Hoy presentamos M | Fritz Lang con fotografía de Fritz Arno Wagner 1931

Refleja con maestría, economía de medios e imaginación, el terrible ambiente de ansiedad, paranoia, obsesión y desconfianza que se ha apoderado de los ciudadanos. Dibuja una ciudad poseída por la angustia, el descontrol emocional, el miedo y sentimientos demoledores de peligro, inseguridad y vulnerabilidad, que eran los que vivía Alemania en aquellos momentos, poco antes de que Hitler fuera designado canciller de la República de Weimar. Parquedad símbólica y crítica bajo el régimen del terror. Puntuación: 8.5

Frankenstein, 1931

Hoy presentamos Frankenstein | James Whale con fotografía de Arthur Edeson 1931

Un gran filme que evoca unos de los mitos de terror más conocidos y usufructuado por el mundo del cine. Con este primer acercamiento a la novela de Mary Shelley, James Whale logra una cinta inquietante desde su atmósfera con una asombrosa fotografía en blanco y negro. Tenemos una modesta pero deslumbrante aparición de Boris Karloff dando vida al monstruo, ese engendro surgido de la obra "creadora" del hombre. La narración sigue alternativas sencillas pero cautivantes desde las emociones, cinta de gran dinamismo con pasajes donde realmente se nos hace muy difícil creer que esta obra date de 1931. Puntuación: 8

La Caja de Pandora, 1929

La Caja de Pandora | Georg Wilhelm Pabst Fotografía Günther Krampf (B&W) 1929 

Sublime y desaforada tragedia en 10 actos. A medio camino entre la inocencia y la perversión, Lulú desata un torbellino de (bajas) pasiones entre todos los que la rodean. Inolvidable Louise Brooks. G.W. Past prodigioso en estos inicios de la industria.
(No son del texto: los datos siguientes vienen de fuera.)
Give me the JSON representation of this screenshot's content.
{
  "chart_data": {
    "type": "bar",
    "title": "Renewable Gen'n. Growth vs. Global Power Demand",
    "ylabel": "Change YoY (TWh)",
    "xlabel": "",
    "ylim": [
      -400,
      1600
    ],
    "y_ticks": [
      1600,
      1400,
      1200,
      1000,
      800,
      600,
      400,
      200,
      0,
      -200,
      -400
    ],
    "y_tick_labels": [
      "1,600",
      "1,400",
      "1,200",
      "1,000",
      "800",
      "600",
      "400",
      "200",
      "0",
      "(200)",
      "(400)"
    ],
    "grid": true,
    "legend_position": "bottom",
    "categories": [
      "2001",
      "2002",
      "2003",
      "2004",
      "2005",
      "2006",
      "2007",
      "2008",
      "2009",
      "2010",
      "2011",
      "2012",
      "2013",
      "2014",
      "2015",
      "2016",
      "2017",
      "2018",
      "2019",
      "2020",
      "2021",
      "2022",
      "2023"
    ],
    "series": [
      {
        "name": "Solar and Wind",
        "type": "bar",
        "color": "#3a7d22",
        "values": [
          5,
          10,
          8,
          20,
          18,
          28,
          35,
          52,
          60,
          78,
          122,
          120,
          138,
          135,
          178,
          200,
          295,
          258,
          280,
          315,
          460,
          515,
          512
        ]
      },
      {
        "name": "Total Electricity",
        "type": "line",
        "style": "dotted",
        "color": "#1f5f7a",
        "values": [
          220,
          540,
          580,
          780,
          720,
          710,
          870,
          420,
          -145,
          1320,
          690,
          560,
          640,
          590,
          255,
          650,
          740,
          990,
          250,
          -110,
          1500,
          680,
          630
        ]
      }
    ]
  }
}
Cine mudo desesperadamente vivo. Puntuación: 8

Amanecer, 1927

Hoy presentamos Amanecer | Murnau con fotografía de Charles Rosher Karl Struss 1927

Amanecer. Un mecanismo mudo de tragedia en plena noche, majestuosamente presidido por la luna. Con un amplio interludio de comedia, solar y luminoso, entre las dos aterradoras pesadillas. La gracia delicada de la Gaynor. La violencia del monstruo, George O'Brien; su ternura. El genio de Murnau no acaba nunca de explicarse. La cámara en sus manos es mito y geometría. La cinta es arte inmenso y claroscuro; temblores y temor. Hay que verla, sufrirla y disfrutarla. Puntuación: 10



Resumen:

En las últimas semanas y tras iniciar con finales de los 20, hemos llegado ya a finales de los 30, los cuales empiezan a cerrar el expresionismo habitual para dar entrada a la década más gloriosa de la historia del cine.
Y como no podía ser de otra forma, es Gregg Toland, uno de los grandes directores de fotografía de la historia, quien abre los años 40 de la mano del cineasta John Ford en el film 'La uvas de la ira'.
Por cierto, sobre estos cuadros fílmicos, decir que los americanos les llaman stills, en España fotogramas y en Cinematte simplemente obras de arte dignas de estar en un museo y que por supuesto, ningún amante al séptimo arte debe perderse por nada del mundo. Queridos lectores "that´s entertaiment".